Prior to the construction of Wilmington Waterfront Park, the residential neighborhood of Wilmington and North America’s largest port, the Port of Los Angeles, made for some seriously odd neighbors/distant cousins. This 30-acre urban park, built on a former brownfield site, provides a figurative and physical bridge between the two. Meander through a series of grass slopes, multipurpose playing fields, and its crown jewel, the El Paseo Promenade, which links to the California Coastal Trail via pedestrian and bicycle paths, seating and “outdoor rooms.”
12. Yards Park
M. Paul Friedberg and Partners
Once a bunch of empty warehouses and industrial detritus, The Yards is now the 42-acre jewel in the Capitol Redevelopment neighborhood on the Anacostia River waterfront. A performance venue, park, and recreation facility, it has a bunch of cool places for would-be Frank Underwoods to reflect on their dastardly deeds/regrow their souls, like an elevated outlook, waterfall, and riverfront boardwalk. Its roster of events runs the gamut from Shakespeare and jazz festivals to concerts and wine tastings.

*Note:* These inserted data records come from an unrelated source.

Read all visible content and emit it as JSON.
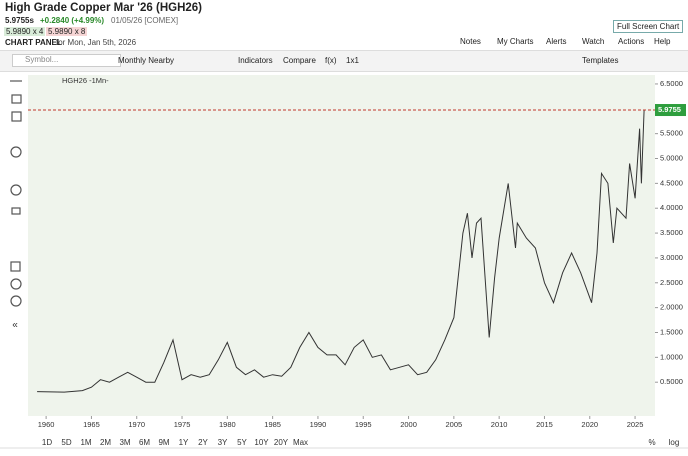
{
  "header": {
    "title": "High Grade Copper Mar '26 (HGH26)",
    "last": "5.9755s",
    "change": "+0.2840 (+4.99%)",
    "date": "01/05/26 [COMEX]",
    "bid": "5.9890 x 4",
    "ask": "5.9890 x 8",
    "panel": "CHART PANEL",
    "panel_date": "for Mon, Jan 5th, 2026"
  },
  "top_links": {
    "fullscreen": "Full Screen Chart",
    "notes": "Notes",
    "mycharts": "My Charts",
    "alerts": "Alerts",
    "watch": "Watch",
    "actions": "Actions",
    "help": "Help"
  },
  "toolbar": {
    "symbol": "Symbol...",
    "period": "Monthly Nearby",
    "indicators": "Indicators",
    "compare": "Compare",
    "fx": "f(x)",
    "layout": "1x1",
    "templates": "Templates"
  },
  "ranges": [
    "1D",
    "5D",
    "1M",
    "2M",
    "3M",
    "6M",
    "9M",
    "1Y",
    "2Y",
    "3Y",
    "5Y",
    "10Y",
    "20Y",
    "Max"
  ],
  "scale_options": {
    "percent": "%",
    "log": "log"
  },
  "chart_data": {
    "type": "line",
    "legend": "HGH26 -1Mn-",
    "color": "#333333",
    "last_label": "5.9755",
    "last_value": 5.9755,
    "x": [
      1959,
      1962,
      1964,
      1965,
      1966,
      1967,
      1968,
      1969,
      1970,
      1971,
      1972,
      1973,
      1974,
      1975,
      1976,
      1977,
      1978,
      1979,
      1980,
      1981,
      1982,
      1983,
      1984,
      1985,
      1986,
      1987,
      1988,
      1989,
      1990,
      1991,
      1992,
      1993,
      1994,
      1995,
      1996,
      1997,
      1998,
      1999,
      2000,
      2001,
      2002,
      2003,
      2004,
      2005,
      2006,
      2006.5,
      2007,
      2007.5,
      2008,
      2008.9,
      2009.5,
      2010,
      2011,
      2011.8,
      2012,
      2013,
      2014,
      2015,
      2016,
      2017,
      2018,
      2019,
      2020.2,
      2020.8,
      2021.3,
      2022,
      2022.6,
      2023,
      2024,
      2024.4,
      2025,
      2025.5,
      2025.7,
      2026
    ],
    "values": [
      0.31,
      0.3,
      0.33,
      0.4,
      0.55,
      0.5,
      0.6,
      0.7,
      0.6,
      0.5,
      0.5,
      0.9,
      1.35,
      0.55,
      0.65,
      0.6,
      0.65,
      0.95,
      1.3,
      0.8,
      0.65,
      0.75,
      0.6,
      0.65,
      0.62,
      0.8,
      1.2,
      1.5,
      1.2,
      1.05,
      1.05,
      0.85,
      1.2,
      1.35,
      1.0,
      1.05,
      0.75,
      0.8,
      0.85,
      0.65,
      0.7,
      0.95,
      1.35,
      1.8,
      3.5,
      3.9,
      3.0,
      3.7,
      3.8,
      1.4,
      2.6,
      3.4,
      4.5,
      3.2,
      3.7,
      3.4,
      3.2,
      2.5,
      2.1,
      2.7,
      3.1,
      2.7,
      2.1,
      3.1,
      4.7,
      4.5,
      3.3,
      4.0,
      3.8,
      4.9,
      4.2,
      5.6,
      4.5,
      5.9755
    ],
    "xlim": [
      1958,
      2027.2
    ],
    "xticks": [
      1960,
      1965,
      1970,
      1975,
      1980,
      1985,
      1990,
      1995,
      2000,
      2005,
      2010,
      2015,
      2020,
      2025
    ],
    "ylim": [
      -0.18,
      6.68
    ],
    "yticks": [
      {
        "value": 0.5,
        "label": "0.5000"
      },
      {
        "value": 1,
        "label": "1.0000"
      },
      {
        "value": 1.5,
        "label": "1.5000"
      },
      {
        "value": 2,
        "label": "2.0000"
      },
      {
        "value": 2.5,
        "label": "2.5000"
      },
      {
        "value": 3,
        "label": "3.0000"
      },
      {
        "value": 3.5,
        "label": "3.5000"
      },
      {
        "value": 4,
        "label": "4.0000"
      },
      {
        "value": 4.5,
        "label": "4.5000"
      },
      {
        "value": 5,
        "label": "5.0000"
      },
      {
        "value": 5.5,
        "label": "5.5000"
      },
      {
        "value": 6,
        "label": "6.0000"
      },
      {
        "value": 6.5,
        "label": "6.5000"
      }
    ],
    "grid": false
  }
}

Mind-expanding culture and the great outdoors are not mutually exclusive, so who needs a stuffy museum when you can stroll past outdoor sculptures in Mankato? This year-round (for the very brave -- you saw Fargo, right?) exhibit features 32 one-year sculpture placements from around the world, which are eligible for sale, or awards and permanent installation by public vote. Guided group tours are available, or you can download a brochure and chin-stroke solo.
14. Scioto Mile
What’s better than a slow-moving, sediment-laden river? How about 33 acres of green space, a 15,000-square-feet interactive fountain, and the country’s largest free outdoor climbing wall? Columbus raised more than $40M in public and private investment to transform the downtown section of the Scioto River into an ecologically healthy urban oasis, complete with pedestrian boulevards, bike lanes, gardens, sculpture, and an amphitheater and event lawn. But back to that wall! It covers 6,100 square feet at Scioto Audubon Park and can accommodate up to 20 climbers at a time, from Spiderman levels of aptitude to complete butterfingers.